Faculty from multiple departments shared their curiosity and concerns. Some still cling to the blue books, while others, like me, are experimenting. We talked about co-grading, transparency, and student trust. They asked thoughtful questions. We plan to host a workshop so more educators can explore this approach in detail.
This isn’t just about grading anymore. It’s about saving the credibility of higher education.
Is College Even Worth It Anymore?
That same New York Times article addresses a deeper issue: students questioning the entire point of college. And honestly, they’re not wrong.
If all you’re offering is outdated textbooks, forced essays, and hidden AI use, then no, it’s not worth the money.
But if you’re teaching students how to think, how to build, how to critique, and how to lead? Now you’re delivering value.
Marketing isn’t a significant part of building the ivory tower. It’s a practice, a business, a fast-moving, high-stakes ecosystem. Students need to learn to ship, adapt, revise, and resonate. And if AI is part of their future (and it is), we better prepare them to engage with it like professionals, not passive consumers.
This Isn’t About Efficiency. It’s About Standards.
I didn’t build my GPTs to make grading easier. I built them to make grading better.
Better for students, who get clear feedback they can grow from.
Better for educators, who can uphold high standards without burnout.
Better for academia, which desperately needs to catch up with the world that students will graduate into.
AI didn’t break the grading system.
It exposed how broken it already was.
We Can’t Pretend Anymore
Professors hiding behind ChatGPT while banning it in class? That game is up. Students read the room—and the rubrics—and they know when something doesn’t add up.
I’m not here to protect an outdated system.

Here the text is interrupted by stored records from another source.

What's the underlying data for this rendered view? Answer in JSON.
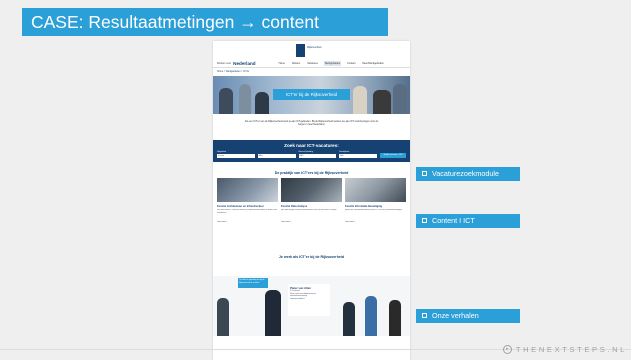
{
  "slide": {
    "title": "CASE: Resultaatmetingen → content",
    "annotations": [
      {
        "label": "Vacaturezoekmodule"
      },
      {
        "label": "Content I ICT"
      },
      {
        "label": "Onze verhalen"
      }
    ],
    "footer_brand": "THENEXTSTEPS.NL"
  },
  "website": {
    "logo_text": "Rijksoverheid",
    "brand_small": "Werken voor",
    "brand": "Nederland",
    "nav": [
      "Home",
      "Werken",
      "Vacatures",
      "Werkgebieden",
      "Contact",
      "Meer/Werkgebieden"
    ],
    "nav_active_index": 3,
    "breadcrumb": "Home > Werkgebieden > ICT'er",
    "hero_title": "ICT'er bij de Rijksoverheid",
    "intro": "Als een ICT'er van de Rijksoverheid werk je aan ICT-gebieden. Bij de Rijksoverheid werken we aan ICT-voorzieningen voor de burger in heel Nederland.",
    "search": {
      "title": "Zoek naar ICT-vacatures:",
      "fields": [
        {
          "label": "Vakgebied",
          "value": "Functie"
        },
        {
          "label": "",
          "value": "Alles"
        },
        {
          "label": "Niveau/Opleiding",
          "value": "HBO"
        },
        {
          "label": "Standplaats",
          "value": "Alle"
        }
      ],
      "button": "Bekijk vacatures - 120"
    },
    "practice_title": "De praktijk van ICT'ers bij de Rijksoverheid",
    "cards": [
      {
        "title": "Functie Architectuur en Infrastructuur",
        "text": "Een flink aantal ICT-functies binnen de Rijksoverheid hebben te maken met architectuur.",
        "link": "Lees meer >"
      },
      {
        "title": "Functie Data Analyse",
        "text": "Met data analyse kunnen beleidsmakers snel hun werk doen en goed.",
        "link": "Lees meer >"
      },
      {
        "title": "Functie Informatie Beveiliging",
        "text": "Binnen de Rijksoverheid werken onze ICT'ers aan informatiebeveiliging.",
        "link": "Lees meer >"
      }
    ],
    "work_title": "Je werk als ICT'er bij de Rijksoverheid",
    "quote": "\"Ik vind het geweldig om bij de Rijksoverheid te werken\"",
    "story": {
      "name": "Pieter van Alten",
      "role": "ICT-adviseur",
      "text": "Pieter werkt aan digitalisering en informatievoorziening.",
      "link": "Lees zijn verhaal >"
    }
  },
  "colors": {
    "accent": "#2b9fd8",
    "brand_dark": "#154273"
  }
}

I’m here to help build a new one.
We act like marketers in my class.
We test. We revise. We challenge.
No shortcuts. No excuses.
Compass Disclosure: How This Article Was Built
This article didn’t come from nowhere, and it wasn’t ghostwritten in a ChatGPT fever dream.
It was born from months of teaching, testing, grading, reflecting, and listening. I wrote it after multiple conversations with students, administrators, and colleagues who—like me—are trying to make sense of AI’s role in education.
The spark came from a May 2025 New York Times article that detailed the backlash students are having toward professors quietly using AI. That piece made one thing clear: the issue isn’t AI. The issue is secrecy, hypocrisy, and inconsistency. I’ve lived the other side of that story—one where AI use is transparent, intentional, and pedagogically sound.
Here’s what informed this piece:
Classroom experience: Real feedback, real grading conversations, and real student reactions to AI use in my marketing courses.
Custom GPT tools: I designed and deployed grading and strategy GPTs tailored to the Marketing Accountability Council values. These tools informed both how I assessed student work and how I wrote this article.
Faculty collaboration: I’ve participated in ongoing workshops with the Center for Academic Excellence, where I shared my AI grading practices and listened to peers navigating similar issues across disciplines.
Student pushback: Not just complaints, but thoughtful challenges. I welcomed those conversations, and the feedback shaped my approach. The most critical voices made this piece stronger.
Academic values: This isn’t marketing fluff. This pedagogical argument is grounded in real experience and backed by deliberate design.
AI helped organize this, but the stories, strategy, and stance are all mine. If anything, AI helped me write more honestly and efficiently, but never instead of me.
If you have questions about my methods, tools, or sources, ask. Candor, not spin, is part of the compass, too.